In our 4th “quick round” article, we’re honored to interview Helen Shaw, a customer success manager at Unbounce.
Unbounce is the leading platform for building landing pages. Thanks to its easy to use interface and pre-made templates, even non-technical marketers can create high converting landing pages in no time.
If you’ve ever used Unbounce, you’ve experienced how well-thought out and how much they care about their relationship with their users.
Want to learn how Unbounce utilize customer success techniques through their entire user’s life cycle? Read Helen’s answers below to see how deep the process goes.
How would you define the roles of a customer success manager?
It’s all in the job title. If we aren’t helping our customers reach their goals, we’re doing something wrong! This means we’re accountable to both our customers and our company, so, a great CSM needs to:
A CSM represents their customers’ voice within the company. We need to champion their needs on their behalf with the teams who build and maintain the product!
SaaS platforms are constantly evolving. When new features roll out, customers need to understand not only on how to use it but more importantly, why to use it.
Our customers are busy people: we’re here to cut through the noise and educate them on what they need to know.
At Unbounce, account expansion is handled by CSMs.
Some companies may choose to loop in their Sales team for upsells, but I believe that’s a jarring customer experience.
CSMs build trust with their customers, meaning they’ll know you’re not going to try and sell them something they don’t need.
That trust goes a very long way when it comes to upgrading
customers onto new plans, or renewing their commitment for the year ahead.
Unbounce offers annual plans, but the majority of our customers are still on a monthly subscription. As churn is always a possibility, it’s important to deliver business value every single month.
Subscription-based business models are proven to offer a good level of financial predictability, which is rad, but that predictability is contingent on your customers seeing continual value from your service.
Couple this with the fact that it’s 6-7 times more expensive to acquire a customer than to keep a current one, and it’s clear why CSMs should live and breathe Customer Retention.If we (CSMs) aren’t helping our customers reach their goals, we’re doing something wrong!

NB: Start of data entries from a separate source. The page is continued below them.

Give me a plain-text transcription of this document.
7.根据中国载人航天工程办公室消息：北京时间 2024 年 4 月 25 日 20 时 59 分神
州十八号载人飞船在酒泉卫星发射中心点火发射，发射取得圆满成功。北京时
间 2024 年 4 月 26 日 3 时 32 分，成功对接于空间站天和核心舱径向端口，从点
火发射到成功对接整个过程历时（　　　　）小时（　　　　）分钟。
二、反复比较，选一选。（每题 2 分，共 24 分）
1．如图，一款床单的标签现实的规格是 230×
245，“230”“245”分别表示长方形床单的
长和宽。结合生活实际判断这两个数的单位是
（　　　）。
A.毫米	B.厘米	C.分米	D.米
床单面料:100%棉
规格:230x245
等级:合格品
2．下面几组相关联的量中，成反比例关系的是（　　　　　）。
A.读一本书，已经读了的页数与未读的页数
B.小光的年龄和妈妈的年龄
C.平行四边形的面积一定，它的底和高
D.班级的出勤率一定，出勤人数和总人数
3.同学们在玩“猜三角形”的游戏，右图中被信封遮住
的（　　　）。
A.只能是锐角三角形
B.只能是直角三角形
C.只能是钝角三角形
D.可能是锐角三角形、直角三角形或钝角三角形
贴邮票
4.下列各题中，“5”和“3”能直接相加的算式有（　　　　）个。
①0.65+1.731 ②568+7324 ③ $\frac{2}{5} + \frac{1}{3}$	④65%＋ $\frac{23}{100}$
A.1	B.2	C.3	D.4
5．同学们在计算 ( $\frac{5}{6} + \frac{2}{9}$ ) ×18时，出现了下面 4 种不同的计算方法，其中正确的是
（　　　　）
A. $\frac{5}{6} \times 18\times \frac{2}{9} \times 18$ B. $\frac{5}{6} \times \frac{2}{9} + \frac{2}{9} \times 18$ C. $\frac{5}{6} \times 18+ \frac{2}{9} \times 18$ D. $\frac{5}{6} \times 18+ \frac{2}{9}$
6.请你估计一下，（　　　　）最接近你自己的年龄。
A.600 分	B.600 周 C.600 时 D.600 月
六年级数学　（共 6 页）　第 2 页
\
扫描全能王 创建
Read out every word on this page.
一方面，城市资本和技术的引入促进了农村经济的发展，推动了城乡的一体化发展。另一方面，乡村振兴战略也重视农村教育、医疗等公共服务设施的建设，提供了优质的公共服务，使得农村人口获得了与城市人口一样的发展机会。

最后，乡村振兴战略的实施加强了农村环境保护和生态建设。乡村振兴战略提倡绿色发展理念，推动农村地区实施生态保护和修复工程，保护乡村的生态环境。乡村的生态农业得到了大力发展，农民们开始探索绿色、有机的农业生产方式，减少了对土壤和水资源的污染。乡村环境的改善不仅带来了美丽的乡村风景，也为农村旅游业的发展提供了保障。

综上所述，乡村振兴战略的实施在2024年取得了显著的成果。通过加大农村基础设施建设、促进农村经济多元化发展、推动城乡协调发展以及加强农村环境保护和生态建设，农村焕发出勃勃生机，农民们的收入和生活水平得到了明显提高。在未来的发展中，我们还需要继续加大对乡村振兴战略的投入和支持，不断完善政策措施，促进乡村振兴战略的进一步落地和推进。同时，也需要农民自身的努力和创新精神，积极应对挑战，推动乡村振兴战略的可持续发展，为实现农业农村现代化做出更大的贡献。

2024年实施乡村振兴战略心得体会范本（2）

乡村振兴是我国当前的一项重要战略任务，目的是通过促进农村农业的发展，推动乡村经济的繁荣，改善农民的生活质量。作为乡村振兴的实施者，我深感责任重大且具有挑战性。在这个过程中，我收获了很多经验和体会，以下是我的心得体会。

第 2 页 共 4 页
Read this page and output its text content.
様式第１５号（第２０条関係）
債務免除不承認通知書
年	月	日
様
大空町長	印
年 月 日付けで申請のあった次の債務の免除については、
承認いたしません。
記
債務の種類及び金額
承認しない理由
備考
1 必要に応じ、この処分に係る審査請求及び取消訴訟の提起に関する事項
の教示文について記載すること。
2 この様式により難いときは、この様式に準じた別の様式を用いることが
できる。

Click To Tweet
What does your day to day look like?
When I get to my desk at 8 am, armed with a bucket of coffee, it’s time to dive into my email and open Zendesk and Totango.
Depending on what’s waiting in my inbox, email can take anywhere from half an hour to three hours.
As I’m on the West Coast, the morning is also the most popular time for customer calls, so I’m normally pretty busy!
Afternoons tend to be more chill, so I often use them for less reactive activities like campaign planning and internal meetings.
CSMs should have their fingers in lots of pies, with strong relationships with every team, so once a week I take a new person out for coffee to strengthen ties and make new connections.
One of the joys of working for a growing software company is how much you learn, and all the fantastic people you get to work with!
Name 5 tools you use daily as a Customer Success Manager
Business Gmail – this is my go-to for one-on-one conversations! Couldn’t live without Gmail.
Zendesk – our support team uses Zendesk for customer communication. I love how it integrates with other services to give a fuller picture of the customer.
Intercom – their mass-messaging is great for strategic emails and in-app comms.
Totango – We’re just adopting Totango and already I can tell it’s going to help us be a lot more proactive!
Slack is used company-wide. With 185 employees and over 300 chat rooms ranging from serious work to silly (but necessary) dog memes, Slack is often lit up like a Christmas tree. The ‘mute’ function is my best friend.
You Can Book Me is a free service that syncs up with Google Calendar. It allows customers to book me without sharing details on my other appointments.
What tips would you give to an up-and-coming Customer Success Manager
Treat your customers as you would your friends.
From obvious stuff like using your customer’s name to keeping notes on their favorite coffee or ice cream, little things can make a big impact.
If you see your customer celebrating something, join in! Tweet about their win, or send them a gift to say ‘well done.’
My favorite thing to do is pack a pinata full of candy and send it to our customers: we do this to celebrate acquisitions and rounds of funding, but gifts don’t have to be large or extravagant.
Sometimes a quick video made on an iPhone or a photo attached to an email is all it takes to make a more human connection.Treating customers as friends just makes good business sense. Click To Tweet
Treating customers as friends just makes good business sense.
Building emotional equity puts you in a far better position should anything ever go wrong.
Conflict and stress normally occur when people feel unheard or misunderstood: head this off by showing your customer you genuinely care about them and are invested in their well-being. You’ll have better relationships as a result.